Trump Lifts Export Controls on Anthropic Claude

Anthropic's Claude Fable 5 and Mythos 5 are back after an 18 day export ban, but the fix reveals how fragile AI safety rules…

Anthropic's Claude Fable 5 and Mythos 5 models are back online after the U.S. government lifted export controls that had blocked access worldwide for 18 days, a reversal the company announced Tuesday that restores its flagship AI tools just as it pursues a confidential IPO filing.

What Changes Starting Wednesday

Users everywhere can once again reach Fable 5 through Claude.ai, Claude Code, Claude Cowork, and the broader Claude platform. Anthropic is sweetening the return: through July 7, subscribers on Pro, Max, Team, and select Enterprise plans get Fable 5 access covering up to half their weekly usage allotment before credits kick in. The company says it also plans to restore Fable 5 on Amazon Web Services, Google Cloud, and Microsoft Foundry, though it hasn't given a date for that rollout.

Mythos 5 access is more limited for now. A small set of U.S. organizations regained entry after the government approved it on June 26. Broader access, including for international partners under the Glasswing program, is still being negotiated with federal officials.

Why the Models Went Dark

The trouble traces back to a June 12 directive triggered by Amazon researchers, who documented a method for coaxing Fable 5 into producing dangerous outputs tied to discovering software vulnerabilities. Because the resulting prohibition applied to all foreign nationals, a category that swept in Anthropic's own researchers, the company decided its only option was to pull both models offline entirely rather than risk noncompliance.

Anthropic pushed back on the idea that Fable 5 was uniquely risky, saying its internal testing showed other widely used models, including OpenAI's GPT-5.5, could generate the same flagged outputs when prompted the same way.

Employees exit a federal government building in Washington at dusk.

The Fix That Satisfied Regulators

In response, Anthropic built a new safety classifier designed to catch the specific bypass technique Amazon's researchers had identified. In the company's own testing, it stopped that technique more than 99 percent of the time. The Commerce Department's Center for AI Standards and Innovation reviewed both the original safeguards and the new classifier and confirmed they worked, according to Anthropic. Any request to Fable 5 that still gets blocked will now be rerouted automatically to Claude Opus 4.8.

Officials Weigh In

Commerce Secretary Howard Lutnick said on X that his department spent two weeks reviewing Fable 5 with Anthropic to get the federal government aligned and to strengthen America's standing in the technology race. White House chief of staff Susie Wiles echoed that framing on X, telling the Wall Street Journal that the shared goal is deploying strong technology as fast and safely as possible.

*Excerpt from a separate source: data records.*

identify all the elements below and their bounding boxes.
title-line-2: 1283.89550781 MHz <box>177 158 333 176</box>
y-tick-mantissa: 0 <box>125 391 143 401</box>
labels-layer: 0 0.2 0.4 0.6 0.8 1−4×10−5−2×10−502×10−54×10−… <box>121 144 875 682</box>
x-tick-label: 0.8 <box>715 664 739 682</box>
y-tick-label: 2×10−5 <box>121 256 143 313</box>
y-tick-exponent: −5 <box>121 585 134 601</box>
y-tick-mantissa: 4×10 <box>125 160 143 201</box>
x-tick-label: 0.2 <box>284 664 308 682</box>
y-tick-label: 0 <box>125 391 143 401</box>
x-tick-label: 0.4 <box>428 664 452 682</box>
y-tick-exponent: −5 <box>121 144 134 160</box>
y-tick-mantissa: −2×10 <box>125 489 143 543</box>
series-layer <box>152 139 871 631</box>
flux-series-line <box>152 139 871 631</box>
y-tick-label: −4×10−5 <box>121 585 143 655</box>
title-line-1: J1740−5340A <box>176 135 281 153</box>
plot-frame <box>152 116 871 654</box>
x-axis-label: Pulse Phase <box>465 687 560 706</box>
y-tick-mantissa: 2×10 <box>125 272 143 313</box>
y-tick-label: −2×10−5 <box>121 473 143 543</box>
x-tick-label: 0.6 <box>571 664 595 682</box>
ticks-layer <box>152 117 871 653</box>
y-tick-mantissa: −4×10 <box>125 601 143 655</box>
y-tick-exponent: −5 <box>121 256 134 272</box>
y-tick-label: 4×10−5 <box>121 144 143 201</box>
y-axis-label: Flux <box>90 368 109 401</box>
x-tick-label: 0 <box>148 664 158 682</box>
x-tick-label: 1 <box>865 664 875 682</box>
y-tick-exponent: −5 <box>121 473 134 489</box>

A Rocky Moment for a Company Eyeing a Massive IPO

The shutdown landed at an awkward time for Anthropic, which has filed a confidential IPO prospectus disclosing a $47 billion revenue run rate and a $965 billion valuation. CNBC reported that co-founder Tom Brown took over as lead negotiator with the government in place of CEO Dario Amodei, a shift visible in Lutnick's correspondence, which was addressed directly to Brown rather than Amodei.

Will Mythos 5 Access Widen Further?

Fable 5 is back for everyone, but Mythos 5 remains restricted to a limited slate of domestic organizations. Whether the Glasswing program expands to more U.S. partners and international users depends on how ongoing talks with federal regulators play out, and Anthropic hasn't offered a timeline for that decision.